Her hand that wasn’t tapping along to my furious heartbeats made its way around my waist, her fingertips taking the time to track across every raised mark, to memorize every scar and imperfection that marred my body. She was reading my history, my story that was written on my skin, and I could see that it wasn’t one that she was particularly enjoying.

“But I didn’t get my turn, Church.” Her voice was quiet. “I want those two truths.” It grated that she felt like she had to taunt and pull them out of me. I gave her more truth than I had given anyone else in a long time. I’d kind of hoped it was enough but apparently not. She wanted more.

I lowered my forehead, and then dropped it down some more until it rested against hers. “Fine then, I’ll tell you three things that are absolutely true because I promised I would never lie to you.” She made a little noise in her throat and the fingers of her hand that was resting on my chest curled into a fist.

I shifted my head so I could kiss her on the ridge of one of her freckled cheeks. “Number one; I miss the army.
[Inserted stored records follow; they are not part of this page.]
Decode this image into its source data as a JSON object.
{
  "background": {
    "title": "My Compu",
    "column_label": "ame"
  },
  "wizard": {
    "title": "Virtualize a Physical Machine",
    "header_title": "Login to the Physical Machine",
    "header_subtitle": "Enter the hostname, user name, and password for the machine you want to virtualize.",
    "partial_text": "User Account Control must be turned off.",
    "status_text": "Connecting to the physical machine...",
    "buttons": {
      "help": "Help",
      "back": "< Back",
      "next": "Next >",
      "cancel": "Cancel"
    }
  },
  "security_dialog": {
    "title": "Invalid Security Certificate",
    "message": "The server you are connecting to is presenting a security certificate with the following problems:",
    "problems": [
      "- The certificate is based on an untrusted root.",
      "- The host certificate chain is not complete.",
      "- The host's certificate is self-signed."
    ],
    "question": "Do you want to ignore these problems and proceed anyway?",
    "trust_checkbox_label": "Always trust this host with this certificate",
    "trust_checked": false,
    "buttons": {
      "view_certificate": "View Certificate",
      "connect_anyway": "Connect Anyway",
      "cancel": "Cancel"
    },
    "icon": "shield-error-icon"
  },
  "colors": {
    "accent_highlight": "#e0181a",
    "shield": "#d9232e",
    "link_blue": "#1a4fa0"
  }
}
I miss knowing that every single day I’ll have something that feels important to do. I miss the regimen and at the same time the unpredictability. I was a damn good soldier and that mattered to me because I wasn’t a very good son or brother.”

Her eyebrows twitched and the fingers of the hand she had curled around my side dug into my skin. I felt the bite of her nails and could feel the way she sucked in a breath as I leaned to the side and let my lips land on her other cheek. “Number two; I hated the fucking army. I hated watching my friends die. I hated being in a place where it was so easy for kids and women to get killed. I hated the way it felt like no matter how much effort any of us put in, the impact we had on the people were there to help was minimal. I hate the way it’s so hard to leave the battles in the places they were actually fought. You bring all of that shit home with you and it’s up to you to figure out where you’re going to store it. There is no handbook, no instruction guide, and too many people end up letting that baggage overrun their entire lives. Every day I try and make sure my shit is sorted and stored in a safe place. Sometimes I do a better job at keeping it on a shelf and out of sight than others.”
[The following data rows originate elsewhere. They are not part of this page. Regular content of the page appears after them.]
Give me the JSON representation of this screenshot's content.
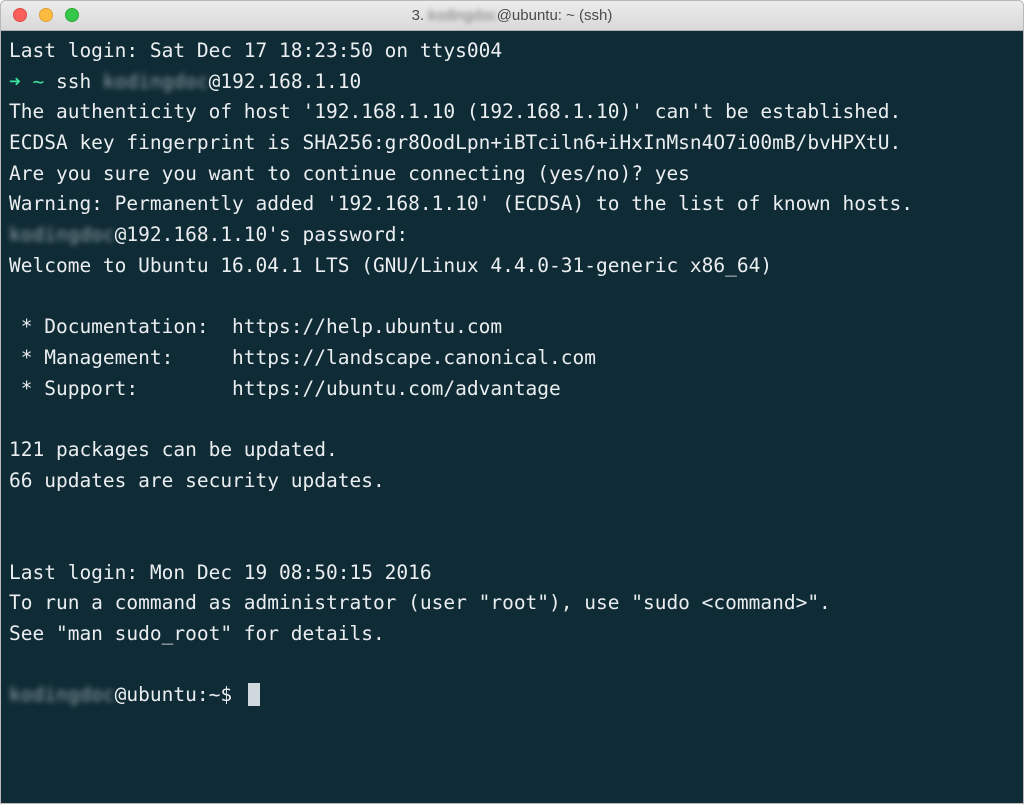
{
  "window": {
    "title_prefix": "3. ",
    "title_user": "kodingdoc",
    "title_suffix": "@ubuntu: ~ (ssh)"
  },
  "colors": {
    "terminal_bg": "#0f2b35",
    "text": "#eaeef0",
    "prompt_accent": "#3ee2a0",
    "traffic_close": "#fc605c",
    "traffic_minimize": "#fdbc40",
    "traffic_maximize": "#34c84a"
  },
  "icons": {
    "prompt": "arrow-right-icon",
    "close": "close-button",
    "minimize": "minimize-button",
    "maximize": "maximize-button"
  },
  "terminal": {
    "last_login_1": "Last login: Sat Dec 17 18:23:50 on ttys004",
    "prompt_arrow": "➜",
    "prompt_tilde": "~",
    "ssh_cmd": "ssh",
    "ssh_user": "kodingdoc",
    "ssh_host": "@192.168.1.10",
    "authenticity": "The authenticity of host '192.168.1.10 (192.168.1.10)' can't be established.",
    "fingerprint": "ECDSA key fingerprint is SHA256:gr8OodLpn+iBTciln6+iHxInMsn4O7i00mB/bvHPXtU.",
    "confirm": "Are you sure you want to continue connecting (yes/no)? yes",
    "warning": "Warning: Permanently added '192.168.1.10' (ECDSA) to the list of known hosts.",
    "password_user": "kodingdoc",
    "password_rest": "@192.168.1.10's password:",
    "welcome": "Welcome to Ubuntu 16.04.1 LTS (GNU/Linux 4.4.0-31-generic x86_64)",
    "doc": " * Documentation:  https://help.ubuntu.com",
    "mgmt": " * Management:     https://landscape.canonical.com",
    "support": " * Support:        https://ubuntu.com/advantage",
    "packages": "121 packages can be updated.",
    "security": "66 updates are security updates.",
    "last_login_2": "Last login: Mon Dec 19 08:50:15 2016",
    "sudo_hint": "To run a command as administrator (user \"root\"), use \"sudo <command>\".",
    "see_man": "See \"man sudo_root\" for details.",
    "prompt_user": "kodingdoc",
    "prompt_rest": "@ubuntu:~$ "
  }
}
Her softly whispered “Oh, Church” brushed across my lips as I planted my third truth directly on her parted lips. “Third; if I could promise you all the things your eyes promise me, I would. I’m not that guy, I don’t have it in me to pretend that I am even if it means you want to turn around and walk back into that bar so we don’t tear each other up wanting the same thing but with different outcomes. I can take you to bed and guarantee it’ll be worth your while, but nothing else I have to offer is, mostly because I don’t have anything else to offer … anyone.” I knew what it looked like to love and to lose and I wasn’t strong enough or brave enough to ever put myself back in that position even if this sunny, sexy woman tempted me to throw caution to the wind.